目前实验室检测HbA1c主要采用的是免疫法和高效液相色谱层析法。由于免疫法(乳胶凝集抑制法或免疫比浊法)的抗体只能识别血红蛋白B链N端前4~10个糖化氨基酸,而不能识别可逆的Schiff碱及发生化学反应后的衍生物,从而造成结果偏低,因此随着高效液相色谱层析法检测速度的提高,越来越多的国内大、中型医院采用高效液相色谱层析法检测HbA1c。在快速高效的阳离子色谱柱发明以前,离子交换色谱法由于其检测糖化血红蛋白的操作复杂,耗时长,临床上难以广泛应用。早期固定相中应用最广泛的有机聚合物是纤维素或葡聚糖,它们含有羧甲基基团、容量高且亲水性好,但其机械强度差,不能忍受高压,检测糖化血红蛋白耗时长;为了提高检测速度,人们发明了表面键合聚天冬氨酸硅胶固定相,该固定相容量高,在低压下快速分离糖化血红蛋白,使糖化血红蛋白的检测时间大大缩短,但硅胶表面活性基团数量有限,不能进一步提高改性硅胶的柱容量;且硅胶在一定程度上可使蛋白质变性,在碱性条件下易溶解,因此固定相的应用受到了限制。
从经济角度来看,使用HPLC检测收费为65元,使用免疫比浊法检测为25元。根据对糖尿病患者的血糖最佳监控要求,患者需要每3个月做一次HbA1c检测,检测费用给国家和患者带来经济负担。
发明内容
为了克服现有技术中所存在的问题,本发明的目的在于提供一种MPBA修饰的用于HbA1c检测的电化学生物传感器及其制备与应用,能够极大的降低检测成本,更有利于发展为具有临床使用的检测方法和产品,实现对糖尿病有效糖类标志物HbA1c进行检测,以进行低成本、快速检测,并得到稳定、具有应用价值的诊断标准。
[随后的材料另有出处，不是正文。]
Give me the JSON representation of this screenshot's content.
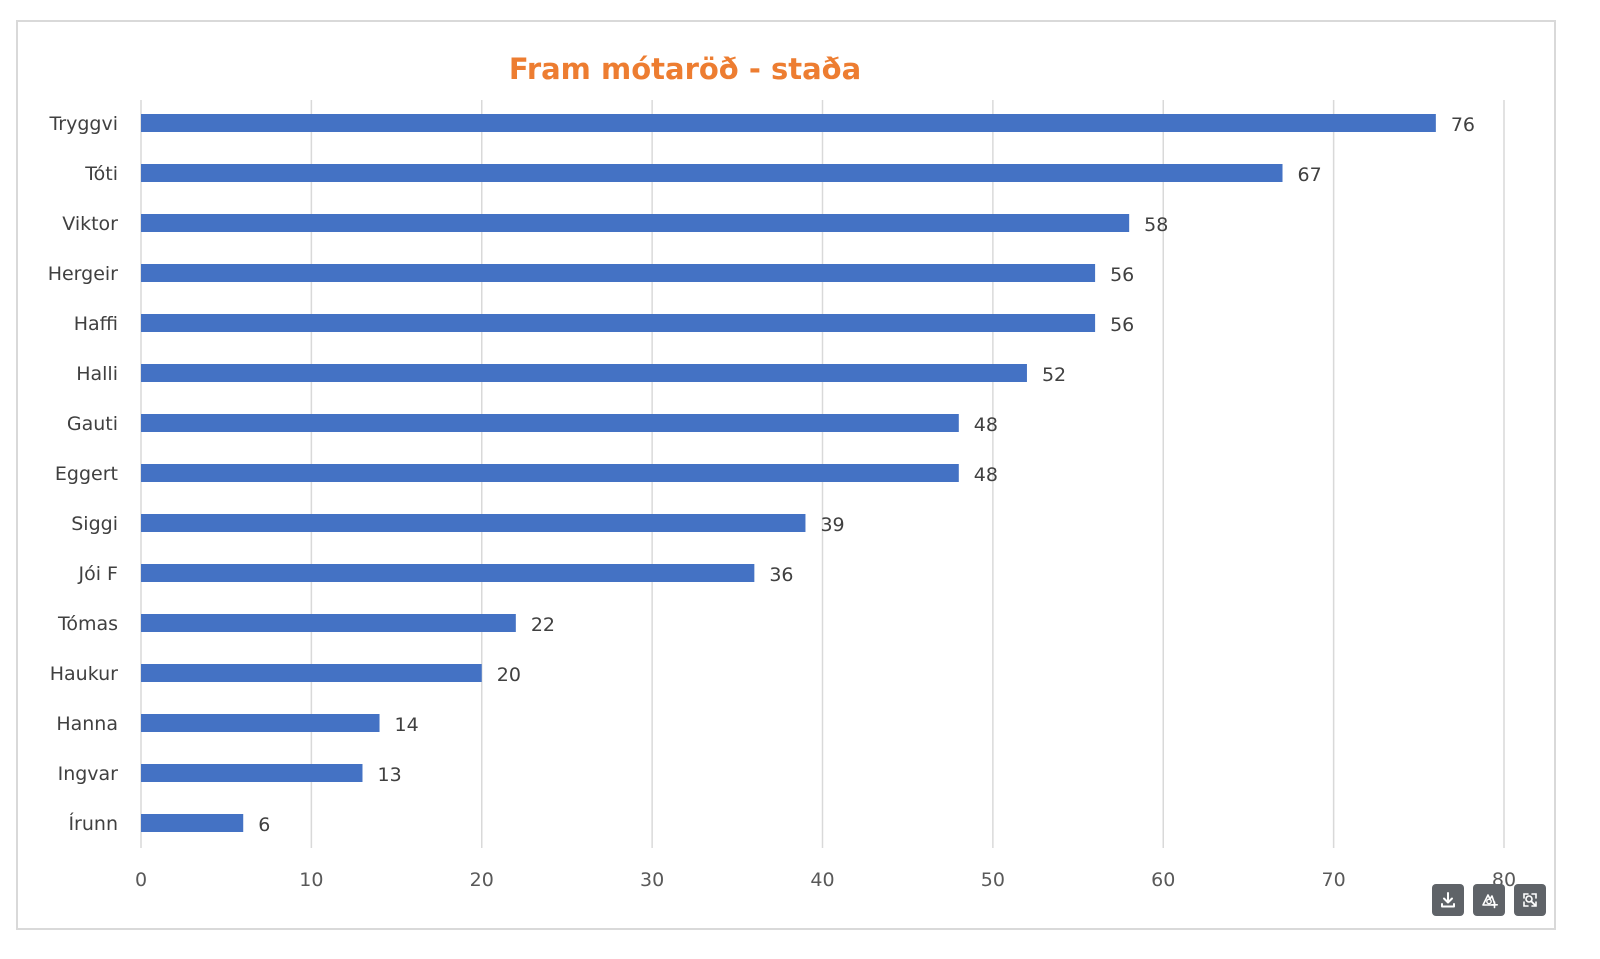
{
  "chart_data": {
    "type": "bar",
    "orientation": "horizontal",
    "title": "Fram mótaröð - staða",
    "xlabel": "",
    "ylabel": "",
    "categories": [
      "Tryggvi",
      "Tóti",
      "Viktor",
      "Hergeir",
      "Haffi",
      "Halli",
      "Gauti",
      "Eggert",
      "Siggi",
      "Jói F",
      "Tómas",
      "Haukur",
      "Hanna",
      "Ingvar",
      "Írunn"
    ],
    "values": [
      76,
      67,
      58,
      56,
      56,
      52,
      48,
      48,
      39,
      36,
      22,
      20,
      14,
      13,
      6
    ],
    "xlim": [
      0,
      80
    ],
    "xticks": [
      "0",
      "10",
      "20",
      "30",
      "40",
      "50",
      "60",
      "70",
      "80"
    ],
    "grid": true,
    "data_labels": true,
    "legend": "none"
  },
  "colors": {
    "bar": "#4472c4",
    "title": "#ed7d31",
    "gridline": "#d9d9d9",
    "label": "#404040",
    "tick": "#595959",
    "toolbar": "#5f6368"
  },
  "toolbar": {
    "icons": [
      "download-icon",
      "screenshot-icon",
      "magnify-icon"
    ]
  }
}
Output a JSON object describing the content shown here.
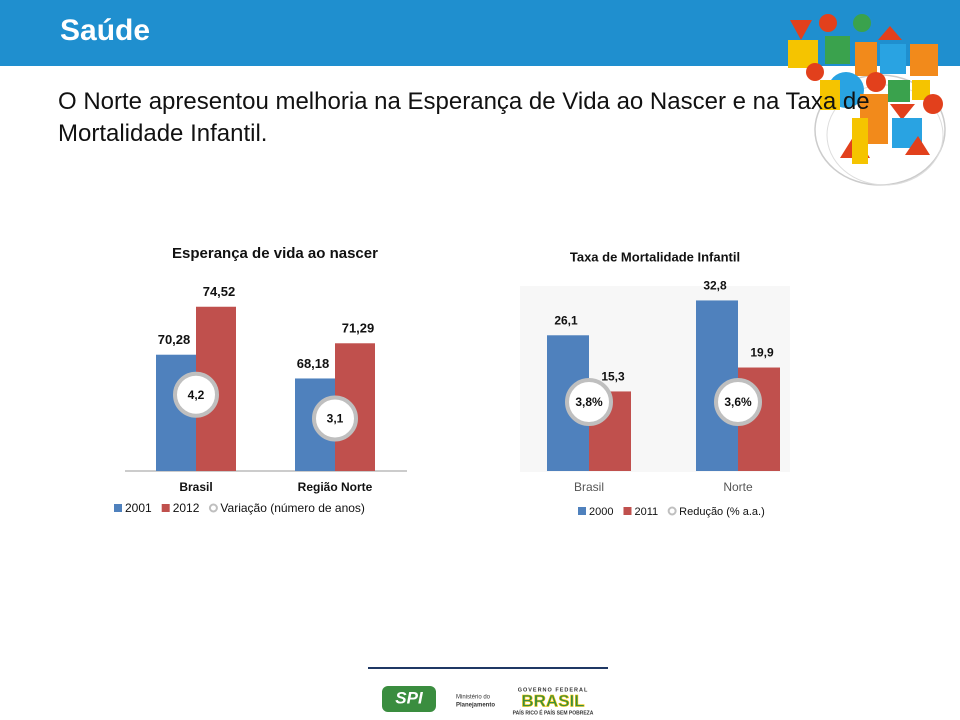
{
  "header": {
    "title": "Saúde"
  },
  "subtitle": "O Norte apresentou melhoria na Esperança de Vida ao Nascer e na Taxa de Mortalidade Infantil.",
  "chart_data": [
    {
      "type": "bar",
      "title": "Esperança de vida ao nascer",
      "categories": [
        "Brasil",
        "Região Norte"
      ],
      "series": [
        {
          "name": "2001",
          "color": "#4f81bd",
          "values": [
            70.28,
            68.18
          ],
          "value_labels": [
            "70,28",
            "68,18"
          ]
        },
        {
          "name": "2012",
          "color": "#c0504d",
          "values": [
            74.52,
            71.29
          ],
          "value_labels": [
            "74,52",
            "71,29"
          ]
        },
        {
          "name": "Variação (número de anos)",
          "color": "#bfbfbf",
          "values": [
            4.2,
            3.1
          ],
          "value_labels": [
            "4,2",
            "3,1"
          ]
        }
      ],
      "ylim": [
        60,
        76
      ]
    },
    {
      "type": "bar",
      "title": "Taxa de Mortalidade Infantil",
      "categories": [
        "Brasil",
        "Norte"
      ],
      "series": [
        {
          "name": "2000",
          "color": "#4f81bd",
          "values": [
            26.1,
            32.8
          ],
          "value_labels": [
            "26,1",
            "32,8"
          ]
        },
        {
          "name": "2011",
          "color": "#c0504d",
          "values": [
            15.3,
            19.9
          ],
          "value_labels": [
            "15,3",
            "19,9"
          ]
        },
        {
          "name": "Redução (% a.a.)",
          "color": "#bfbfbf",
          "values": [
            3.8,
            3.6
          ],
          "value_labels": [
            "3,8%",
            "3,6%"
          ]
        }
      ],
      "ylim": [
        0,
        35
      ]
    }
  ],
  "footer": {
    "logo": "SPI",
    "ministry": [
      "Ministério do",
      "Planejamento"
    ],
    "government": "GOVERNO FEDERAL",
    "country": "BRASIL",
    "slogan": "PAÍS RICO É PAÍS SEM POBREZA"
  }
}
为了实现上述目的以及其他相关目的,本发明采用如下技术方案:
本发明的第一方面,提供了一种HbA1c电化学生物传感器,包括工作电极,所示工作电极包括基底电极和捕获分子,所述基底电极为丝网印刷碳电极,所述捕获分子为4-巯基苯硼酸。
优选地,所述基底电极为16通道丝网印刷碳电极。
优选地,所述捕获分子固定于所述基底电极上。
进一步优选地,所述捕获分子通过修饰于基底电极上的纳米金固定于所述基底电极上。进一步地,所述捕获分子通过Au-S键固定于所述基底电极上。
优选地,采用恒电位沉积法将氯金酸直接还原成纳米金并修饰于基底电极上。
优选地,所述基底电极上捕获分子的密度范围≥0.5nmol/平方毫米。
进一步优选地,所述基底电极上捕获分子的密度范围是0.5~10nmol/平方毫米。
进一步优选地,所述基底电极上捕获分子的密度范围是0.64~6.37nmol/平方毫米。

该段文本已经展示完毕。